Kompas TV kolom opini kompasianer

Kritik Postkolonialisme Uncle Roger terhadap Olahan Nasi Goreng Jamie Oliver

Kompas.tv - 8 Agustus 2023, 20:51 WIB

Konten ini merupakan kerja sama dengan Kompasiana, setiap artikel menjadi tanggung jawab penulis dan tidak mewakili pandangan redaksi Kompas.tv

kritik-postkolonialisme-uncle-roger-terhadap-olahan-nasi-goreng-jamie-oliver
Tangkapan layar video Uncle Roger saat mengkritisi chef terkenal asal Inggris, Jamie Oliver (Sumber: Akun Youtube @mrnigelng)
Penulis : Thomas Panji

JAKARTA, KOMPAS.TV - Di tahun 2020 lalu, jejaring media sosial Youtube digemparkan dengan sebuah video jenaka nan kritis dari komedian asal Malaysia, Nigel Ng, yang menyebut namanya sebagai Uncle Roger.

Dalam video tersebut, Uncle Roger mengkritik habis-habisan metode memasak Jamie Oliver, salah satu celebrity chef asal Inggris, saat memasak nasi goreng.

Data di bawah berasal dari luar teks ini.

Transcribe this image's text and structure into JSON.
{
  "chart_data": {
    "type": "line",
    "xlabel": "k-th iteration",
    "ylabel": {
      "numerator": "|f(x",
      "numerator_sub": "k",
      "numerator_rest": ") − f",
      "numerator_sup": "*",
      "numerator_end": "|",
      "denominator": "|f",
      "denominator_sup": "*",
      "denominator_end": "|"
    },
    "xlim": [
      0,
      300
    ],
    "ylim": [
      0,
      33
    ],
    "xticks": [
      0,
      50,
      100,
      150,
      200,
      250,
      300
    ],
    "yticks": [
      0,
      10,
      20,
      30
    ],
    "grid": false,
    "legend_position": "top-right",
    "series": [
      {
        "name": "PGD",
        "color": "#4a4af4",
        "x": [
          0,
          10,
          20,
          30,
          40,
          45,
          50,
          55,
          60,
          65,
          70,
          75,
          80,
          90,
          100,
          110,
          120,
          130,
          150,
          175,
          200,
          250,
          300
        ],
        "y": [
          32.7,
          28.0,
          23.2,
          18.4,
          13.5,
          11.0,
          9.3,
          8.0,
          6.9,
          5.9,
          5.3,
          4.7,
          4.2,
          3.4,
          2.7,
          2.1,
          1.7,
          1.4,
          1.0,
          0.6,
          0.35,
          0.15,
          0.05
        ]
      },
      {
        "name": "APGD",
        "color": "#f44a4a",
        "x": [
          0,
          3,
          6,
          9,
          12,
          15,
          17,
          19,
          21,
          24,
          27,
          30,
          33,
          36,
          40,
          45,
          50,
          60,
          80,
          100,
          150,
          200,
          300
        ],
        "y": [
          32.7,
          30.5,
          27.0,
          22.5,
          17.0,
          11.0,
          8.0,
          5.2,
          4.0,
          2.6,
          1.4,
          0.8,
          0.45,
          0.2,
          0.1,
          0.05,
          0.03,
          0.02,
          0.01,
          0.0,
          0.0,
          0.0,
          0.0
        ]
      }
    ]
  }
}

Pasalnya, Jamie memperlihatkan inovasi absurd dalam melakukannya, termasuk memakai beberapa bahan baku yang juga tak biasa.

Sebagai informasi, nasi goreng adalah hidangan "sejuta umat" yang telah menjadi salah satu menu favorit masyarakat dunia, demikian menurut laporan CNN Travel tahun 2017 berjudul: 'Your pick: World’s 50 best foods'.

Hingga kini, video yang berjudul Uncle Roger HATE Jamie Oliver Egg Fried Rice tersebut sudah ditonton hingga 25 juta kali dan mendapatkan lebih dari 1 juta like. Dan jika melihat kolom komentarnya, mayoritas sepakat dengan kritikan Uncle Roger: Jamie memang terlalu nyeleneh dan sembrono dalam memasak nasi goreng!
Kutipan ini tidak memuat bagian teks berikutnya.